President Mahmoud Ahmadinejad said Tuesday that Iran was ready to send its uranium abroad for further enrichment as requested by the United Nations. An International Atomic Energy Agency proposal last year envisaged Iran sending low-enriched uranium to Russia and then to France for further enrichment and then processing into metal fuel rods for use in a research reactor in Tehran. It was aimed at lowering international tensions between Iran and the countries negotiating over its nuclear program — the U.S., China, Russia, Britain, France and Germany.

Britain's Foreign office said Wednesday that: "We have always supported the proposal that the IAEA made in October. If Iran is now indicating that they will take it up we look forward to them making that clear to the IAEA."

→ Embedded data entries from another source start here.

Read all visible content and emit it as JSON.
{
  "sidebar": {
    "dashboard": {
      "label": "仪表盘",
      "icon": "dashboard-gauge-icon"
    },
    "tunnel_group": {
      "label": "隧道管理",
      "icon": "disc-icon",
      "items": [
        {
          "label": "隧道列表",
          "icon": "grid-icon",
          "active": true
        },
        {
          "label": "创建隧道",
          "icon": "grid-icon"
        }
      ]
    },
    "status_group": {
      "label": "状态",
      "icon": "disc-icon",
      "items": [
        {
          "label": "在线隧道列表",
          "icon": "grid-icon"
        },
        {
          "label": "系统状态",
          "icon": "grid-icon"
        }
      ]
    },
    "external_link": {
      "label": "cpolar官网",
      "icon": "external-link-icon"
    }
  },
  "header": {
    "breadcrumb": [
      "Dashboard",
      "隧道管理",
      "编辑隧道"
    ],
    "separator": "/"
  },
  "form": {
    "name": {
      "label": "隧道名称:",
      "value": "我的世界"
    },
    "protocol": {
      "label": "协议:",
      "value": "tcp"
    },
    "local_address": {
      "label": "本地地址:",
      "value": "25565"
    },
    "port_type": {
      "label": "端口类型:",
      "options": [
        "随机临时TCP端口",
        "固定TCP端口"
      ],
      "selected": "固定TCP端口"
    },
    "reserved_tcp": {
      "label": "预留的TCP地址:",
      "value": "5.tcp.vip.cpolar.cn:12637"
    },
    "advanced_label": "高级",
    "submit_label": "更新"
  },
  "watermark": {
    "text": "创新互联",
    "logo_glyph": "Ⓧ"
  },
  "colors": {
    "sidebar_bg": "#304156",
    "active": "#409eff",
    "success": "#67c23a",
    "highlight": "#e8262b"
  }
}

Russia and China, which has taken over the presidency of the U.N. Security Council, have been reticent about voting a fourth round of sanctions on Iran. U.S. Secretary of State Hillary Clinton said last week that she and others who support additional sanctions on Iran over its disputed nuclear program are lobbying China to back new U.N. penalties on the Iranian government.

Chinese Foreign Minister Yang Jieche stressed the need to continue negotiations with Iran and come up with a quick diplomatic solution.

"We want a consensus as soon as possible," he said.

It was unclear how much of a concession the Ahmadinejad comments represented.

He appeared to be saying for the first time that Iran was willing to ship out its enriched uranium and wait for it to be returned in the form of fuel for its Tehran research reactor. But his time frame of four or five months appeared to fall short of the year that Western officials say it would take for Iran's enriched fuel to be turned into fuel rods for the reactor.

"If Iran is willing to revert to the plan agreed upon earlier, we will only welcome this," Russian Foreign Minister Sergey Lavrov said at a news conference: "We want to verify this information now."

Iran's foreign minister said the plan to send its uranium abroad was aimed at building confidence in the country's nuclear program.

Foreign Minister Manouchehr Mottaki said in Turkey that swapping low-enriched uranium with uranium enriched by 20 percent was "a formula which could build confidence."